Richards, David, Sugg, Holly V.R., Cockcroft, Emma, Cooper, Joanne H., Cruickshank, Susanne, Doris, Faye, Hulme, Claire, Logan, Phillipa, Iles-Smith, Heather, Melendez-Torres, G.J., Rafferty, Anne Marie, Reed, Nigel, Russell, Anne-Marie, Shepherd, Maggie, Singh, Sally J., Thompson Coon, Jo, Tooze, Susannah, Wootton, Stephen, Abbott, Rebecca, Bethel, Alison, Creanor, Siobhan, Quinn, Lynne, Tripp, Harry, Warren, Fiona C., Whear, Rebecca, Bollen, Jessica, Hunt, Harriet A., Kent, Merryn, Morgan, Leila, Morley, Naomi and Romanczuk, Lidia (2021) COVID-NURSE: evaluation of a fundamental nursing care protocol compared to care as usual on experience of care for non-invasively ventilated patients in hospital with the SARS-CoV-2 virus: protocol for a cluster randomised controlled trial. BMJ Open, 11 (5), [e046436]. (doi:10.1136/bmjopen-2020-046436).
Abstract
Introduction; Patient experience of nursing care is correlated with safety, clinical effectiveness, care quality, treatment outcomes and service use. Effective nursing care includes actions to develop nurse-patient relationships and deliver physical and psychosocial care to patients. The high risk of transmission of the SARS-CoV-2 virus compromises nursing care. No evidence-based nursing guidelines exist for patients infected with SARS-CoV-2, leading to potential variations in patient experience, outcomes, quality and costs.
Methods and analysis; we aim to recruit 840 in-patient participants treated for infection with the SARS-CoV-2 virus from 14 UK hospitals, to a cluster randomised controlled trial, with embedded process and economic evaluations, of care as usual plus a fundamental nursing care protocol addressing specific areas of physical, relational and psychosocial nursing care where potential variation may occur, compared to care as usual. Our co-primary outcomes are patient-reported experience (Quality from the Patients’ Perspective; Relational Aspects of Care Questionnaire); secondary outcomes include care quality (pressure injuries, falls, medication errors); functional ability (Barthell Index); treatment outcomes (WHO Clinical Progression Scale); depression (PHQ-2), anxiety (GAD-2), health utility (EQ5D), and nurse-reported outcomes (Measure of Moral Distress for Health Care Professionals).

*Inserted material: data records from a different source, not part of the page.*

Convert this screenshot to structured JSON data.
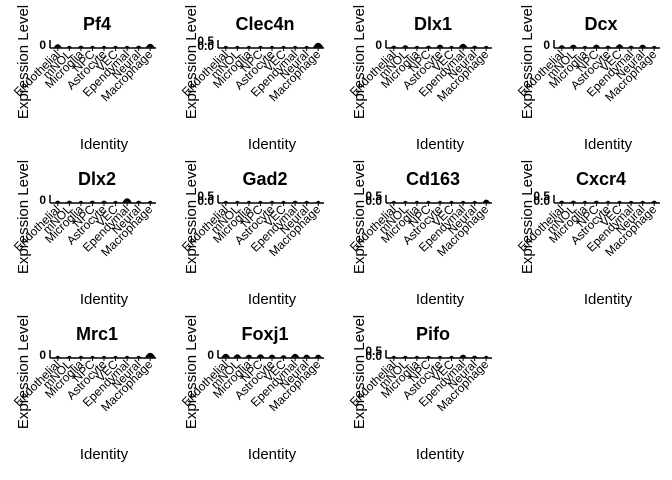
{
  "chart_data": [
    {
      "type": "bar",
      "title": "Pf4",
      "xlabel": "Identity",
      "ylabel": "Expression Level",
      "yticks": [
        "0"
      ],
      "categories": [
        "Endothelial",
        "mNOL",
        "Microglia",
        "NPC",
        "Astrocyte",
        "VEC",
        "Ependymal",
        "Neural",
        "Macrophage"
      ],
      "values": [
        0.25,
        0.05,
        0.1,
        0.05,
        0.05,
        0.05,
        0.05,
        0.1,
        0.3
      ]
    },
    {
      "type": "bar",
      "title": "Clec4n",
      "xlabel": "Identity",
      "ylabel": "Expression Level",
      "yticks": [
        "0.5",
        "0.0"
      ],
      "categories": [
        "Endothelial",
        "mNOL",
        "Microglia",
        "NPC",
        "Astrocyte",
        "VEC",
        "Ependymal",
        "Neural",
        "Macrophage"
      ],
      "values": [
        0.02,
        0.01,
        0.02,
        0.01,
        0.01,
        0.01,
        0.01,
        0.02,
        0.4
      ]
    },
    {
      "type": "bar",
      "title": "Dlx1",
      "xlabel": "Identity",
      "ylabel": "Expression Level",
      "yticks": [
        "0"
      ],
      "categories": [
        "Endothelial",
        "mNOL",
        "Microglia",
        "NPC",
        "Astrocyte",
        "VEC",
        "Ependymal",
        "Neural",
        "Macrophage"
      ],
      "values": [
        0.1,
        0.15,
        0.05,
        0.1,
        0.2,
        0.05,
        0.3,
        0.1,
        0.05
      ]
    },
    {
      "type": "bar",
      "title": "Dcx",
      "xlabel": "Identity",
      "ylabel": "Expression Level",
      "yticks": [
        "0"
      ],
      "categories": [
        "Endothelial",
        "mNOL",
        "Microglia",
        "NPC",
        "Astrocyte",
        "VEC",
        "Ependymal",
        "Neural",
        "Macrophage"
      ],
      "values": [
        0.15,
        0.2,
        0.05,
        0.2,
        0.1,
        0.25,
        0.1,
        0.2,
        0.05
      ]
    },
    {
      "type": "bar",
      "title": "Dlx2",
      "xlabel": "Identity",
      "ylabel": "Expression Level",
      "yticks": [
        "0"
      ],
      "categories": [
        "Endothelial",
        "mNOL",
        "Microglia",
        "NPC",
        "Astrocyte",
        "VEC",
        "Ependymal",
        "Neural",
        "Macrophage"
      ],
      "values": [
        0.1,
        0.1,
        0.05,
        0.1,
        0.1,
        0.05,
        0.35,
        0.1,
        0.05
      ]
    },
    {
      "type": "bar",
      "title": "Gad2",
      "xlabel": "Identity",
      "ylabel": "Expression Level",
      "yticks": [
        "0.5",
        "0.0"
      ],
      "categories": [
        "Endothelial",
        "mNOL",
        "Microglia",
        "NPC",
        "Astrocyte",
        "VEC",
        "Ependymal",
        "Neural",
        "Macrophage"
      ],
      "values": [
        0.02,
        0.02,
        0.01,
        0.02,
        0.05,
        0.02,
        0.1,
        0.05,
        0.02
      ]
    },
    {
      "type": "bar",
      "title": "Cd163",
      "xlabel": "Identity",
      "ylabel": "Expression Level",
      "yticks": [
        "0.5",
        "0.0"
      ],
      "categories": [
        "Endothelial",
        "mNOL",
        "Microglia",
        "NPC",
        "Astrocyte",
        "VEC",
        "Ependymal",
        "Neural",
        "Macrophage"
      ],
      "values": [
        0.01,
        0.01,
        0.01,
        0.01,
        0.01,
        0.01,
        0.01,
        0.01,
        0.2
      ]
    },
    {
      "type": "bar",
      "title": "Cxcr4",
      "xlabel": "Identity",
      "ylabel": "Expression Level",
      "yticks": [
        "0.5",
        "0.0"
      ],
      "categories": [
        "Endothelial",
        "mNOL",
        "Microglia",
        "NPC",
        "Astrocyte",
        "VEC",
        "Ependymal",
        "Neural",
        "Macrophage"
      ],
      "values": [
        0.1,
        0.1,
        0.05,
        0.1,
        0.05,
        0.05,
        0.05,
        0.05,
        0.1
      ]
    },
    {
      "type": "bar",
      "title": "Mrc1",
      "xlabel": "Identity",
      "ylabel": "Expression Level",
      "yticks": [
        "0"
      ],
      "categories": [
        "Endothelial",
        "mNOL",
        "Microglia",
        "NPC",
        "Astrocyte",
        "VEC",
        "Ependymal",
        "Neural",
        "Macrophage"
      ],
      "values": [
        0.05,
        0.02,
        0.05,
        0.02,
        0.02,
        0.02,
        0.02,
        0.02,
        0.4
      ]
    },
    {
      "type": "bar",
      "title": "Foxj1",
      "xlabel": "Identity",
      "ylabel": "Expression Level",
      "yticks": [
        "0"
      ],
      "categories": [
        "Endothelial",
        "mNOL",
        "Microglia",
        "NPC",
        "Astrocyte",
        "VEC",
        "Ependymal",
        "Neural",
        "Macrophage"
      ],
      "values": [
        0.3,
        0.25,
        0.2,
        0.25,
        0.2,
        0.15,
        0.3,
        0.2,
        0.2
      ]
    },
    {
      "type": "bar",
      "title": "Pifo",
      "xlabel": "Identity",
      "ylabel": "Expression Level",
      "yticks": [
        "0.5",
        "0.0"
      ],
      "categories": [
        "Endothelial",
        "mNOL",
        "Microglia",
        "NPC",
        "Astrocyte",
        "VEC",
        "Ependymal",
        "Neural",
        "Macrophage"
      ],
      "values": [
        0.05,
        0.05,
        0.02,
        0.05,
        0.05,
        0.05,
        0.2,
        0.1,
        0.05
      ]
    }
  ]
}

For our primary analysis we will use a standard generalised linear mixed-effect model adjusting for ethnicity of the patient sample and research intensity at cluster level. We will also undertake a planned sub-group analysis to compare the impact of patient-level ethnicity on our primary and secondary outcomes and will undertake process and economic evaluations.
Ethics and dissemination; research governance and ethical approvals are from the UK National Health Service Health Research Authority Research Ethics Service. Dissemination will be open access through peer reviewed scientific journals, study website, press and online media, including free online training materials on the Open University’s FutureLearn web platform.